Oil on canvas - The Museum of Modern Art, New York
White on White
Malevich repeatedly referred to "the white" as a representation of the transcendent state reached through Suprematism. White was the artist's symbol for the concept of the infinite as the white square dissolves its material being into the slightly warmer white of the infinite surrounding. This painting can be seen as the final, complete stage of his "transformation in the zero of form," since form has almost literally been reduced to nothing. The pure white of the canvas has negated any sense of traditional perspective, leaving the viewer to contemplate its "infinite" space. The slight change in tonality, however, distinguishes the abstract shape from the background of the canvas, and encourages close viewing The picture is thus bled of color, the pure white making it easier to recognize the signs of the artist's work in the rich paint texture of the white square, texture being one of the basic qualities of painting as the Suprematists saw it. Painted some time after the Russian Revolution of 1917, one might read the work as an expression of Malevich's hopes for the creation of a new world under Communism, a world that might lead to spiritual, as well as material, freedom.
Oil on canvas - Museum of Modern Art, New York
In the late years of his life, Malevich returned to exploring the more conservative themes of his earlier work such as peasants and portraits. In fact, Malevich was forced to abandon his modernist style under Joseph Stalin in the 1930s.

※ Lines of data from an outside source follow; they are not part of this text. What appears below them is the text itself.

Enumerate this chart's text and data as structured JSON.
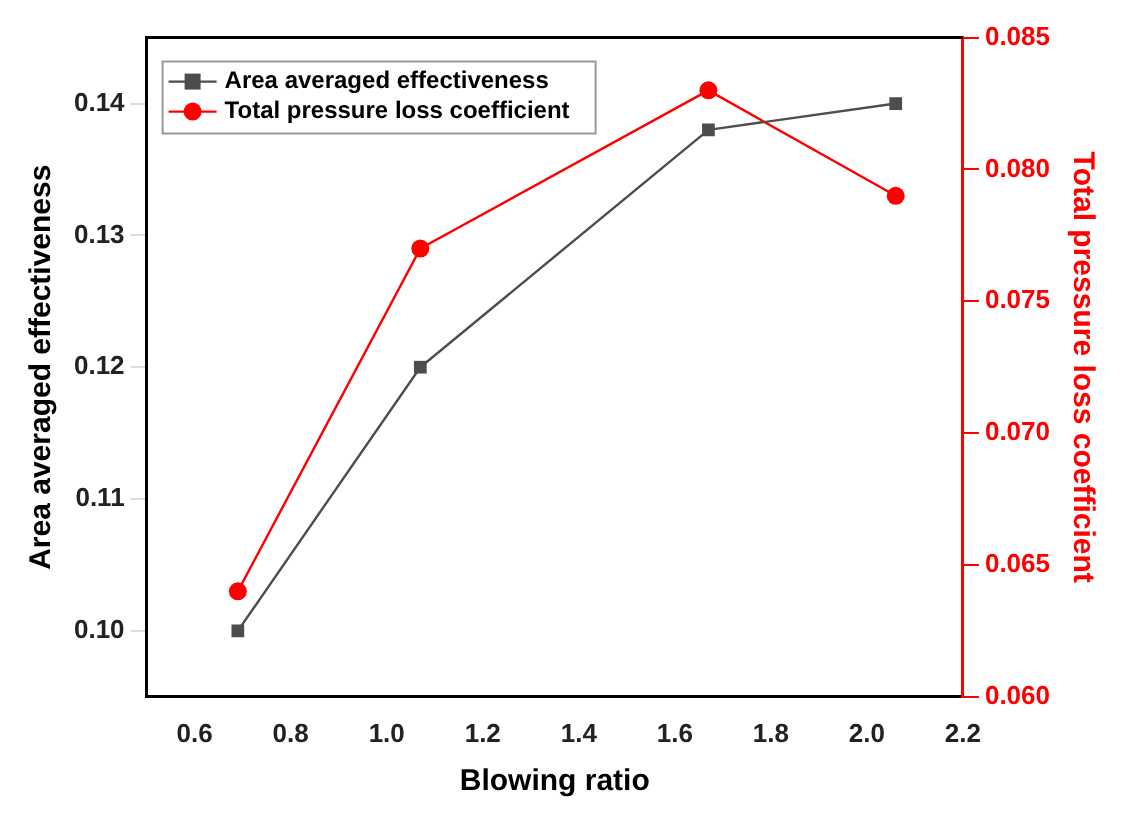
{
  "chart_data": {
    "type": "line",
    "xlabel": "Blowing ratio",
    "ylabel": "Area averaged effectiveness",
    "y2label": "Total pressure loss coefficient",
    "x": [
      0.69,
      1.07,
      1.67,
      2.06
    ],
    "series": [
      {
        "name": "Area averaged effectiveness",
        "color": "#4d4d4d",
        "marker": "square",
        "values": [
          0.1,
          0.12,
          0.138,
          0.14
        ]
      },
      {
        "name": "Total pressure loss coefficient",
        "color": "#ff0000",
        "marker": "circle",
        "axis": "y2",
        "values": [
          0.064,
          0.077,
          0.083,
          0.079
        ]
      }
    ],
    "xlim": [
      0.5,
      2.2
    ],
    "xticks": [
      0.6,
      0.8,
      {
        "value": 1,
        "label": "1.0"
      },
      1.2,
      1.4,
      1.6,
      1.8,
      {
        "value": 2,
        "label": "2.0"
      },
      2.2
    ],
    "ylim": [
      0.095,
      0.145
    ],
    "yticks": [
      {
        "value": 0.1,
        "label": "0.10"
      },
      0.11,
      0.12,
      0.13,
      0.14
    ],
    "y2lim": [
      0.06,
      0.085
    ],
    "y2ticks": [
      {
        "value": 0.06,
        "label": "0.060"
      },
      0.065,
      {
        "value": 0.07,
        "label": "0.070"
      },
      0.075,
      {
        "value": 0.08,
        "label": "0.080"
      },
      0.085
    ],
    "legend": "top left",
    "grid": false,
    "line_style": "solid"
  }
}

The artist's Suprematist goal of achieving a "blissful sense of liberating non-objectivity" did not square with the prescribed Social Realist style that was being dictated at the time. In the work pictured here, Malevich paints himself as a Renaissance artist, seriously posed in red and black against a neutral background, his gesture a reflection of that of the artist Albrecht Dürer in his renowned Self-Portrait (1500). Here, the unity of the mind and the hand of the artist, highlighted on the central axis, bears a slightly different meaning: his hand is open and willing, but suspended, as his mind broods over the closing down of artistic freedom under Stalin's rule. And yet, the artist has "signed" the painting with his own black square in the lower right corner.